Apparently I have a second wife, about which I knew nothing until the other night. Miles, describing his day over dinner:
This is mommy’s restaurant with the hot dogs and I was walking down the street with my gorilla on a leash so he doesn’t get away and an idea popped right into my head for the gorilla to eat upstairs and play with toys while I eat downstairs [we don’t have an upstairs] and eat food. No gorillas allowed in the pet store because there’s only people allowed. I saw a bee on the way and it was buzzing around honey and drinking nectar. Because you’re not allowed to get food on the toys. No, it wasn’t mommy’s restaurant, it was the Bay Bridge Restaurant [there is no such restaurant] a long long way away and I had to drive a car there, up a hill and down a hill and I put the gorilla in the front seat, and I have one daddy and two mommies, that’s three parents, and my other mommy’s name is Catherine Henry Frank.
The life of imagination of a three-year-old is so rich, and so many characters from his books and movies become part of our daily life, as if they actually exist (though the gorilla/restaurant story did not seem to be based on anything he’s read/consumed — totally improvised). I sometimes wonder if he distinguishes between reality and fiction at all. It’s a blessed state.
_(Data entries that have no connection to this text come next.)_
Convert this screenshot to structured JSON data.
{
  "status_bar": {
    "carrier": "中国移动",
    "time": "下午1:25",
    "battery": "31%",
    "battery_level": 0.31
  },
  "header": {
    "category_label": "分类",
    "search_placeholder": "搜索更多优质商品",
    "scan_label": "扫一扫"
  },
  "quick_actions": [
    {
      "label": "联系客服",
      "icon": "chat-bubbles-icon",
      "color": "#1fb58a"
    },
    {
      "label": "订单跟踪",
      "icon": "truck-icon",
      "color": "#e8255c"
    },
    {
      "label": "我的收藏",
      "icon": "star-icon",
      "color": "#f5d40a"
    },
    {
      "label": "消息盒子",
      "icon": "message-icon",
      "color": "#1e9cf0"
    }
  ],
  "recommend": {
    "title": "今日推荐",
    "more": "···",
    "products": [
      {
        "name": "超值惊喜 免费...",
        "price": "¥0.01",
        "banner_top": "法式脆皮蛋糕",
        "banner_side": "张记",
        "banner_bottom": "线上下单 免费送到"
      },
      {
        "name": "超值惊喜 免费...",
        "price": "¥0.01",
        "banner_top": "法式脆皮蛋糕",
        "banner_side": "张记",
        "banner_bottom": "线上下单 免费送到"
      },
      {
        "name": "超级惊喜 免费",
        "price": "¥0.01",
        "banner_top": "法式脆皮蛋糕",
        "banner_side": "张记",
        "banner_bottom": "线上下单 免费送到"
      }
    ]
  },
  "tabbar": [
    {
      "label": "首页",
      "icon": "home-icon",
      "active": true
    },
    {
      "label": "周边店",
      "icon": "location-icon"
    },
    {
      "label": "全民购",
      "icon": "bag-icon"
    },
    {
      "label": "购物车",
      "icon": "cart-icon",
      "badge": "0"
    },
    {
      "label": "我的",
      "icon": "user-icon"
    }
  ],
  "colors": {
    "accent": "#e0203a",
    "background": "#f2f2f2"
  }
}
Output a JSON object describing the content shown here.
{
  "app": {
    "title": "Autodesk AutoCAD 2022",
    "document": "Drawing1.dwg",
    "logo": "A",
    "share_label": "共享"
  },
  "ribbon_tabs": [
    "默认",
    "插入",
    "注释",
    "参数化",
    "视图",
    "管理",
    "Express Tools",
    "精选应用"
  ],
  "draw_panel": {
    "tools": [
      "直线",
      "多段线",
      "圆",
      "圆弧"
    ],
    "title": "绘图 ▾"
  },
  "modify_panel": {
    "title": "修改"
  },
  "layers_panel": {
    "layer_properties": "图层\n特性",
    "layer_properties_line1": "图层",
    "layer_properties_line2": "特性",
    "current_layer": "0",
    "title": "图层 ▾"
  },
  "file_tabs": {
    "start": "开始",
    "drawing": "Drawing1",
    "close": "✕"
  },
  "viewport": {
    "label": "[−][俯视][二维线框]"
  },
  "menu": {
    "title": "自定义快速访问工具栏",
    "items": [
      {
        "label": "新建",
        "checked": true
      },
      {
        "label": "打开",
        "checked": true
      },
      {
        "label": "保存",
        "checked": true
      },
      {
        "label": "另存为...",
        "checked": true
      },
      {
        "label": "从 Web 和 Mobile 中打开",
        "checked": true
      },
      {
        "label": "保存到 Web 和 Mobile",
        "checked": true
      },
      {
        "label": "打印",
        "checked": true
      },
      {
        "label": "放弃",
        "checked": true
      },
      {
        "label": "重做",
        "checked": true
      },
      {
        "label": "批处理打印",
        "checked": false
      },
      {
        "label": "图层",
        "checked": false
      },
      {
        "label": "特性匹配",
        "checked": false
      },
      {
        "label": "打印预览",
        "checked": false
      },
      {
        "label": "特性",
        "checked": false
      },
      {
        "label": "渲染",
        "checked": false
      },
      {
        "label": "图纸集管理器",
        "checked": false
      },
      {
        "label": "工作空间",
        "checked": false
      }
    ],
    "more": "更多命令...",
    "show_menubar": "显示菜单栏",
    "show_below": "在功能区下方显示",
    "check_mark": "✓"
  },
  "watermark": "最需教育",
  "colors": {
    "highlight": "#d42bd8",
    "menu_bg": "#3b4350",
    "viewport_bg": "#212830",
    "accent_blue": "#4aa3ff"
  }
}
Nathan has a stunning imagination (hey, he just turned three on Wednesday), and shifts gears with enough ease to make a race-car driver blush. He’s driving a car, then he’s a kitty, then Daddy is a monster (rar!) but then no, just be Daddy again, and… you get the idea.
I recall reading, in the last months before Nathan was born, that children don’t actively distinguish between imaginative reality and empirical reality until they approach 5 years old. What we consider two worlds is just one world to them – kind of like a box of crayons that’s been left on the stove, all melted into a colorful amorphous mass.
Man – sounds like you’re describing life around our house :) Love the melted crayons analogy – that’s right on.
Have you been letting Miles watch Big Love on HBO?
LOL – Isn’t the show about a Mormon polygamist family? Maybe we should… but then we’d have to pay the ransom for HBO access…
Those pesky gorillas – how they do stray….
Miles must be at the top of his game if he already knows they need to be kept on leashes at all times, and that you should NEVER let them see you eat.
That bee thing, though: he totally made it up. All of it. Everyone knows bees wear suits and drive Lexuses and work in Beetown.